Allerdings gibt es einen Konkurrenten, der noch etwas im Hintergrund steht und alle schlägt, nämlich Außenminister Sebastian Kurz. Innerhalb der Regierung haben viele Beobachter den Eindruck, dass der Bundeskanzler nichts unversucht lässt, um Kurz auch  bei emotionalen Themen – dazu gehören die Türkei-Frage und die Flüchtlingskrise – noch zu übertreffen. Trotz scheinbaren Gleichschritts in den politischen Aussagen haben die beiden Politiker ein eher gespanntes Verhältnis, heißt es.

Hälfte der Zugezogenen waren Flüchtlinge

Mit dem heute vorgelegten Integrationsbericht wird die restriktive Politik Österreichs in der Asylfrage weiter unterstrichen. Und in dieser Frage erfahren mittlerweile die Regierung und die beiden Regierungsparteien eine breite Unterstützung durch die Bevölkerung. Was übrigens auch die FPÖ, die bislang das Asylthema dominierte, zu spüren bekommt. Bloß die ÖVP, die genau genommen bereits zu Jahresbeginn den Kurswechsel einleitete und die Federführung übernahm, kommt in der Parteipräferenz von den anhaltend schlechten Umfragewerten nicht vom Fleck.

Die neuen Zahlen belegen, dass Österreich im vergangenen Jahr einen Bevölkerungszuzug verzeichnete, wie er in den Jahren von 2010 bis 2014 und das zusammen erzielt wurde. Im Vorjahr kamen 214.400 Personen nach Österreich – das sind 56 Prozent mehr als im Vorjahr. 91.000 Zuwanderer kamen übrigens legal aus der EU, der Schweiz, Liechtenstein, Island und Norwegen. Der Rest, mehr als die Hälfte der insgesamt 214.400 Zuwanderer, waren Flüchtlinge. Die größten Kontingente stellten dabei mit 21.900 die Syrer, gefolgt von 18.600 Afghanen sowie dem 10.000 Irakern.

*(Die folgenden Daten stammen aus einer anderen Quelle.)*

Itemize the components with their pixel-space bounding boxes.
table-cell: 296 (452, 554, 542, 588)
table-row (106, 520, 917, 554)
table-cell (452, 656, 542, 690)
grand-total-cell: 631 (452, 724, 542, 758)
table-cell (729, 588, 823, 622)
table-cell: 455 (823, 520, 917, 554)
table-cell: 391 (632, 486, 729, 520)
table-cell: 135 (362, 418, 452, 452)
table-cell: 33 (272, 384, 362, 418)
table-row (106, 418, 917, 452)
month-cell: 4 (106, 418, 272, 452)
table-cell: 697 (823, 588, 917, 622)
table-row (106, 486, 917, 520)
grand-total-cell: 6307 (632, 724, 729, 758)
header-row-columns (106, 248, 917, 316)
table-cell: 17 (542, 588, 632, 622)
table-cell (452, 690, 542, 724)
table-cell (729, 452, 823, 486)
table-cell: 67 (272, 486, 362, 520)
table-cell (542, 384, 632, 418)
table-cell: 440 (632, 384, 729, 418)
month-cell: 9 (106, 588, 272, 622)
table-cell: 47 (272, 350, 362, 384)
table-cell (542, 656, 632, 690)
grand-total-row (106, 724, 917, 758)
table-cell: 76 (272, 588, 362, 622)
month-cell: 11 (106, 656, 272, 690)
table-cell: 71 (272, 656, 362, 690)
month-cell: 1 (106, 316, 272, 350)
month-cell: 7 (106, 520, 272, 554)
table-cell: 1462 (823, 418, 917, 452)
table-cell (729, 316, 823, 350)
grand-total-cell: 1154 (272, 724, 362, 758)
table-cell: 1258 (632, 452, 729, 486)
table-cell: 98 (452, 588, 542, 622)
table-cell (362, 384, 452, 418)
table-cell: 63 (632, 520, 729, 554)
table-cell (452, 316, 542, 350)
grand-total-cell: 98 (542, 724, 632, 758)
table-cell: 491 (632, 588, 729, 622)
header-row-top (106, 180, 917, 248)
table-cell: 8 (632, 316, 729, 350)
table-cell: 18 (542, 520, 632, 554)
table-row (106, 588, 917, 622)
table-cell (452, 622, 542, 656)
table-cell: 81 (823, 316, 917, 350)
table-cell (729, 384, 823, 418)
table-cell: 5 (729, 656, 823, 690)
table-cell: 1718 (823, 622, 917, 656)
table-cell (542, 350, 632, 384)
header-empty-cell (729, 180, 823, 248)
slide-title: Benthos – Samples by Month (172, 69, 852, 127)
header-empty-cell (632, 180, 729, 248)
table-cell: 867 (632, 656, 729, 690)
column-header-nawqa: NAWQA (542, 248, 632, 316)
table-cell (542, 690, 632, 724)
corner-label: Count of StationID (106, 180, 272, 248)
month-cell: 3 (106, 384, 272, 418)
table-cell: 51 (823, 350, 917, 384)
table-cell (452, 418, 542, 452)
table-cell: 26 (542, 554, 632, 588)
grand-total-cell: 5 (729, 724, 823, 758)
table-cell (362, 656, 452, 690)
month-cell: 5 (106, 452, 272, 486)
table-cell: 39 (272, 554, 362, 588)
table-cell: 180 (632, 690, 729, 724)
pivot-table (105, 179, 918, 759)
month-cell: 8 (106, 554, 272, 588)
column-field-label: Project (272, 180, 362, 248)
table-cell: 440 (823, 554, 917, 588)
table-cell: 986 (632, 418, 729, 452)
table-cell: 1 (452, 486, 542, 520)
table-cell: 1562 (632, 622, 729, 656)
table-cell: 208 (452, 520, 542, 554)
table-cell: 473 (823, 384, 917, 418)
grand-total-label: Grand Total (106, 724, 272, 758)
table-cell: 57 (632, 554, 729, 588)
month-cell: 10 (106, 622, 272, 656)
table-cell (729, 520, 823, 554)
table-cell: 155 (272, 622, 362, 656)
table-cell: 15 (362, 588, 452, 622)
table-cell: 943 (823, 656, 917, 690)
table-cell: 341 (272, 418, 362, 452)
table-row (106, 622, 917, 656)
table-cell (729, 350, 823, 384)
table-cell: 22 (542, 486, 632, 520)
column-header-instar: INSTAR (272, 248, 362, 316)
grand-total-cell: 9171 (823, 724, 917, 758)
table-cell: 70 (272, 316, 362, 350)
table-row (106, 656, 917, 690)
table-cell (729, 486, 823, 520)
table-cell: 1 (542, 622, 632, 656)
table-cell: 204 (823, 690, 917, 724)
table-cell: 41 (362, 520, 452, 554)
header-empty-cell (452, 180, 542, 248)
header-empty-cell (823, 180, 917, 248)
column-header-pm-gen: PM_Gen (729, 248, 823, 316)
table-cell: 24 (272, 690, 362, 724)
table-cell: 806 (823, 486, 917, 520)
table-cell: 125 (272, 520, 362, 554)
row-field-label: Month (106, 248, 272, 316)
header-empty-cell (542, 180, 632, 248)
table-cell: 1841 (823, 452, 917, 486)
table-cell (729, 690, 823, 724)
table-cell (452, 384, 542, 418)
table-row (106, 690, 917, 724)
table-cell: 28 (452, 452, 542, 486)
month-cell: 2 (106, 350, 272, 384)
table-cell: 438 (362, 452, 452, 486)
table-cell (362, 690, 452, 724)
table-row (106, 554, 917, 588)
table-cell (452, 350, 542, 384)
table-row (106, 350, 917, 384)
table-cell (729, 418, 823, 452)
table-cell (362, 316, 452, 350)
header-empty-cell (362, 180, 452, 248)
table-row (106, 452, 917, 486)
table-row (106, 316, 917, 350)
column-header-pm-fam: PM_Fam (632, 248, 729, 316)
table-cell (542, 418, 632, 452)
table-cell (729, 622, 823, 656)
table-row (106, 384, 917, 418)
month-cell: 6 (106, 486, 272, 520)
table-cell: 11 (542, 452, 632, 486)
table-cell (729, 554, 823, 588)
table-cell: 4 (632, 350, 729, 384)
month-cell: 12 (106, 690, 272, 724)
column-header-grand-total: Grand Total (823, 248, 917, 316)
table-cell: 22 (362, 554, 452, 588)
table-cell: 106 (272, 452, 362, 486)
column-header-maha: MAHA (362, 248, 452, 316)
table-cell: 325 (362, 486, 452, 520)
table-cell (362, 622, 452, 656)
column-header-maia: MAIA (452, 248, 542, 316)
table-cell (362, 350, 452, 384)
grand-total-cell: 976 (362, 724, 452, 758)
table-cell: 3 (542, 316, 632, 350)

Noch ist die für die für dieses Jahr angepeilte Obergrenze von 37.500 Asylsuchenden nicht erreicht, Innenminister Wolfgang Sobotka will aber Vorsorge treffen und daher möglichst bald eine so genannte Notverordnung durch das Parlament beschließen lassen. Bislang hat sich dagegen vor allem der linke Flügel in der SPÖ gesträubt. Nun aber scheint auch in dieser Frage der Bundeskanzler und SPÖ-Vorsitzende eine Korrektur vornehmen zu wollen. Signalisierte er doch, dass man darüber bereits Anfang September verhandeln könne. Zuvor müsse freilich noch eine Abstimmung mit Italien, Slowenien und Ungarn getroffen werden.